A proposed bill introduced this week by Congressman Eric Swalwell (D-Dublin) would make it illegal for businesses to penalize customers who write negative reviews on Yelp or other online review sites.
Called the Consumer Review Freedom Act, Swalwell said the bill was motivated by several examples of companies attempting to dissuade people from writing honest reviews by slipping non-disparagement clauses in their consumer contracts.
Co-signing the proposed bill was fellow Democratic Congressman Brad Sherman of San Fernando Valley's 30th Congressional District.

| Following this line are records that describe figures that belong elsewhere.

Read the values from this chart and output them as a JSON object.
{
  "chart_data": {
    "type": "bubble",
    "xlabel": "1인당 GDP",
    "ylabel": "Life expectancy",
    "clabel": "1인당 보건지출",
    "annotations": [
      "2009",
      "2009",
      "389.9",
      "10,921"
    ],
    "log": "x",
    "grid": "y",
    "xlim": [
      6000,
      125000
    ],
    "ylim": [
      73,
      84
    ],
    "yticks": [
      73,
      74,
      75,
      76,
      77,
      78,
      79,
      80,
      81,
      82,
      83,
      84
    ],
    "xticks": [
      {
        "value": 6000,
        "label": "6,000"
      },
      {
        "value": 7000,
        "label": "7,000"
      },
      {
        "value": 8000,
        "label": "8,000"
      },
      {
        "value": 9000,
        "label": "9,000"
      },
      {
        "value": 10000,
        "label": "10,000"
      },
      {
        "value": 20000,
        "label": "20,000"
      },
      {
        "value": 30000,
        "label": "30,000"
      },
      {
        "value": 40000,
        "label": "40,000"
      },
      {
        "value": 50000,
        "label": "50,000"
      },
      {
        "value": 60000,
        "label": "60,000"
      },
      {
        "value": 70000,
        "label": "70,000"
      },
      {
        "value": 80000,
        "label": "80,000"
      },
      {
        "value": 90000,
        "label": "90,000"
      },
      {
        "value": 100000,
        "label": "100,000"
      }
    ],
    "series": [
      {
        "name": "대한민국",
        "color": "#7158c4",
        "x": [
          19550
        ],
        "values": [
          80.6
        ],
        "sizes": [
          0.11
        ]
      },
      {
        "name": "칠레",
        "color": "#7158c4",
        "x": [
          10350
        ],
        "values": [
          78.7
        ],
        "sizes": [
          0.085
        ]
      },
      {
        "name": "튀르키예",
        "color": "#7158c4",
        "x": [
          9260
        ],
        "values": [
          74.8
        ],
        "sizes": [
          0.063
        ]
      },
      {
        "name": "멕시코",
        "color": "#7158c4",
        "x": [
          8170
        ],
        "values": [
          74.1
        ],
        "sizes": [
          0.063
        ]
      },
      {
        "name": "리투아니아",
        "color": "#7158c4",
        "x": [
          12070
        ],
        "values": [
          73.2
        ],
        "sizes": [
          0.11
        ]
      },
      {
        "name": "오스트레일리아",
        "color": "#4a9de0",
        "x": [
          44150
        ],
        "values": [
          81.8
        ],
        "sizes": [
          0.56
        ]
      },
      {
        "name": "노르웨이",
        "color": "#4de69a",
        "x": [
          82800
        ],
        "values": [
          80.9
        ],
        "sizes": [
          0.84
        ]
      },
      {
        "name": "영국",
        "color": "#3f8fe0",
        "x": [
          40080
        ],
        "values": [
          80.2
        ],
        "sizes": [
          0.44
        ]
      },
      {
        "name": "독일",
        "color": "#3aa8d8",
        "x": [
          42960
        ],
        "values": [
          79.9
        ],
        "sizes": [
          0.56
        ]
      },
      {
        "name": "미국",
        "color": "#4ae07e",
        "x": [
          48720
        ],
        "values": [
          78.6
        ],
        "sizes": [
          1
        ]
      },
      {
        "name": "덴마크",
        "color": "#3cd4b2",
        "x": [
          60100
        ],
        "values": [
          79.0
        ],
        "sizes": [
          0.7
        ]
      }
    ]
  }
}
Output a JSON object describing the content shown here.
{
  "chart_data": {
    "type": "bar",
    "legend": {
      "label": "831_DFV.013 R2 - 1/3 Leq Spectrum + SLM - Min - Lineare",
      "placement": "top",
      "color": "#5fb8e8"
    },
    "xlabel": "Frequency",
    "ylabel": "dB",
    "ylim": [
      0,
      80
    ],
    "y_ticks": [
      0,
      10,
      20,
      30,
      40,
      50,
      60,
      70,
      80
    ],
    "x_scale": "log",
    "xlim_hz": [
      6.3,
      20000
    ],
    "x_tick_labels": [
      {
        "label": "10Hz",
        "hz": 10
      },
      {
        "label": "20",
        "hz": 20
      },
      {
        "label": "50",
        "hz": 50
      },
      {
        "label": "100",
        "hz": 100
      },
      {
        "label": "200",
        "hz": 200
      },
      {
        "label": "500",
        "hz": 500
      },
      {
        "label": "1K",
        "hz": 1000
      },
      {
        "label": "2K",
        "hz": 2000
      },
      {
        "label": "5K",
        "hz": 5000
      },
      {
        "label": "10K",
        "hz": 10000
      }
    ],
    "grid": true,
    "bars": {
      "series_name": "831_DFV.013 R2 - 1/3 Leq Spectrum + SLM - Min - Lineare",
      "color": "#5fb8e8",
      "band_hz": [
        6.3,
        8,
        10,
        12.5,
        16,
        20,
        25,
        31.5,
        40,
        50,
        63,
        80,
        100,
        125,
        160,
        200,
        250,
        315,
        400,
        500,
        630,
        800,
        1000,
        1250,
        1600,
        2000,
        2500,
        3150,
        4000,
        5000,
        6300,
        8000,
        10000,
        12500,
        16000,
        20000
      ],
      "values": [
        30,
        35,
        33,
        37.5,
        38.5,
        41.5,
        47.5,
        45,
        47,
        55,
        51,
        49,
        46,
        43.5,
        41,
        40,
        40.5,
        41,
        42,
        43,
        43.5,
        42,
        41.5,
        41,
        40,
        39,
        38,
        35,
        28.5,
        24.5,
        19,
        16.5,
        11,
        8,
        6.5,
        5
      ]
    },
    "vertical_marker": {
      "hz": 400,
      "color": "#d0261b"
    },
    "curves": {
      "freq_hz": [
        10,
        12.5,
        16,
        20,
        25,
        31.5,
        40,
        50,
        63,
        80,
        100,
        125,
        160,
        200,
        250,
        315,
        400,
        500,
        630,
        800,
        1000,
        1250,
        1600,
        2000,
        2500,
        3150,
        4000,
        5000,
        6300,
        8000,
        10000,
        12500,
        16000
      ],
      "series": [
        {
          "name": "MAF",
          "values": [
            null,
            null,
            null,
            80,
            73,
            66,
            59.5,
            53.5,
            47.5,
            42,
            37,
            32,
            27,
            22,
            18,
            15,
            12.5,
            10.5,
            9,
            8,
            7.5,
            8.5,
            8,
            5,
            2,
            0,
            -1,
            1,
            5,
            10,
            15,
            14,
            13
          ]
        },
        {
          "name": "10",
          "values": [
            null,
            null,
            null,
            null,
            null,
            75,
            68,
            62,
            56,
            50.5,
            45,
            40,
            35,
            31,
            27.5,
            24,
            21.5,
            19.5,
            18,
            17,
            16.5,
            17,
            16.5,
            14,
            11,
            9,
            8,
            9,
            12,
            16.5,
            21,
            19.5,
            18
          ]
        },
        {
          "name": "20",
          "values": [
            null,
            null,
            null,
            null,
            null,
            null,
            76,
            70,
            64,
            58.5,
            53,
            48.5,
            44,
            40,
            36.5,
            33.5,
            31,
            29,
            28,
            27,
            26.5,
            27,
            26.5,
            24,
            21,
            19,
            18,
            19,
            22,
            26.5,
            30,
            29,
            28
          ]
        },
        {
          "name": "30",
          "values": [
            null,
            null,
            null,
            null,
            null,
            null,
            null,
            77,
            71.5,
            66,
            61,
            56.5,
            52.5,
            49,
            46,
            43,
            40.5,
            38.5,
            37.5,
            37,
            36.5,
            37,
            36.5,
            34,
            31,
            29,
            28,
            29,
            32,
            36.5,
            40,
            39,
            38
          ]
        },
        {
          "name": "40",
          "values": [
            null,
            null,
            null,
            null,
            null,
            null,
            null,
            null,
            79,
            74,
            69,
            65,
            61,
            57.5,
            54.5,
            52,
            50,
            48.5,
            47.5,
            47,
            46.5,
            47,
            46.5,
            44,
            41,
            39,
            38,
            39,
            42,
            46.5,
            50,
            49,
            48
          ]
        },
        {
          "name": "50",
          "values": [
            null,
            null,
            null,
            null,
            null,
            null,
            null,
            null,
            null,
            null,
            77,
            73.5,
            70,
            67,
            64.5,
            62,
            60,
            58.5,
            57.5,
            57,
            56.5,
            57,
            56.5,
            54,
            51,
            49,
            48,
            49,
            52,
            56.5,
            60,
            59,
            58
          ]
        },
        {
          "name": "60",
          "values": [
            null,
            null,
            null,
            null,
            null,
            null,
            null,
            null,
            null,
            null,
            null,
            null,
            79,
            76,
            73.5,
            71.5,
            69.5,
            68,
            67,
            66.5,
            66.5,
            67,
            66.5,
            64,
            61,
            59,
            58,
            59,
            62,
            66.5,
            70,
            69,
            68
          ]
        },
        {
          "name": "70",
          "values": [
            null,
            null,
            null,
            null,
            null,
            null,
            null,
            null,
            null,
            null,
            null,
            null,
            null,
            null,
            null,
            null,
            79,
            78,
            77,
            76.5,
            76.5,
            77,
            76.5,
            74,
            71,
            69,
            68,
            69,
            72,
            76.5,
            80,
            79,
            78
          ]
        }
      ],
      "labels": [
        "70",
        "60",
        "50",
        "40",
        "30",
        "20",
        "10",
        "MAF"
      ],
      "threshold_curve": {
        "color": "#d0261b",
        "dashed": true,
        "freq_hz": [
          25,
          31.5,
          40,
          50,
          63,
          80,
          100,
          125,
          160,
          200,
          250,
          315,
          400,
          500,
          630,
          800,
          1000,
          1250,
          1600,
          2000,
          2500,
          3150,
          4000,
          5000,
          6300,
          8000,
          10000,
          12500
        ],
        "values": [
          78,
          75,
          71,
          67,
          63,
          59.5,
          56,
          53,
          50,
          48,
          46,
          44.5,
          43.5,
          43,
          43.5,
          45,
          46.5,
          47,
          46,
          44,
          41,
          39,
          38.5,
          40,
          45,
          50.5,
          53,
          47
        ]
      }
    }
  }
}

"No country that values free speech would allow customers to be penalized for writing an honest review," Swalwell said. "I introduced this legislation to put a stop to this egregious behavior so people can share honest reviews without fear of litigation. I look forward to advancing this in a bipartisan manner, and protecting the right to speak one's mind."
According to Swalwell, the Palmers, a couple from Utah, were fined $3,500 by KlearGear for violation of a non-disparagement clause after they posted a negative review online about their experience with the company. When they refused to pay, the company in turn reported their debt to the credit bureaus, which damaged their credit rating.
Swalwell's legislation would declare such non-disparagement clauses in consumer contracts unenforceable, in addition to providing authority to the Federal Trade Commission and state attorneys general to take action against businesses that include them.
Last week, Governor Jerry Brown signed into law a bill making non-disparagement clauses illegal in California unless their right to share their opinion was "knowingly, voluntarily and intelligently" waived.
The legislation is also co-sponsored by Democratic Congressmen Steve Cohen of Tennessee and (D-Tenn.) and Tony Cárdenas, also from the San Fernando Valley and representing the 29th Congressional District.
Others supporting the measure are Public Citizen, Yelp, Consumers Union, Trip Advisor, Consumer Federation of America, Public Participation Project and the National Consumer Law Center (on behalf of its low-income clients).
"The Consumer Review Freedom Act will ensure that consumers have the freedom to express their candid and public feedback on companies," explained Robert Weissman, president of Public Citizen, an early supporter of the bill.
"Hidden contract terms should not be used to bully consumers into silence," he added. "This measure not only will protect consumers who review businesses, but also safeguard the flow of information to other consumers who rely on reviews to figure out which businesses to patronize."
The bill has been referred to the House Committee on Energy and Commerce.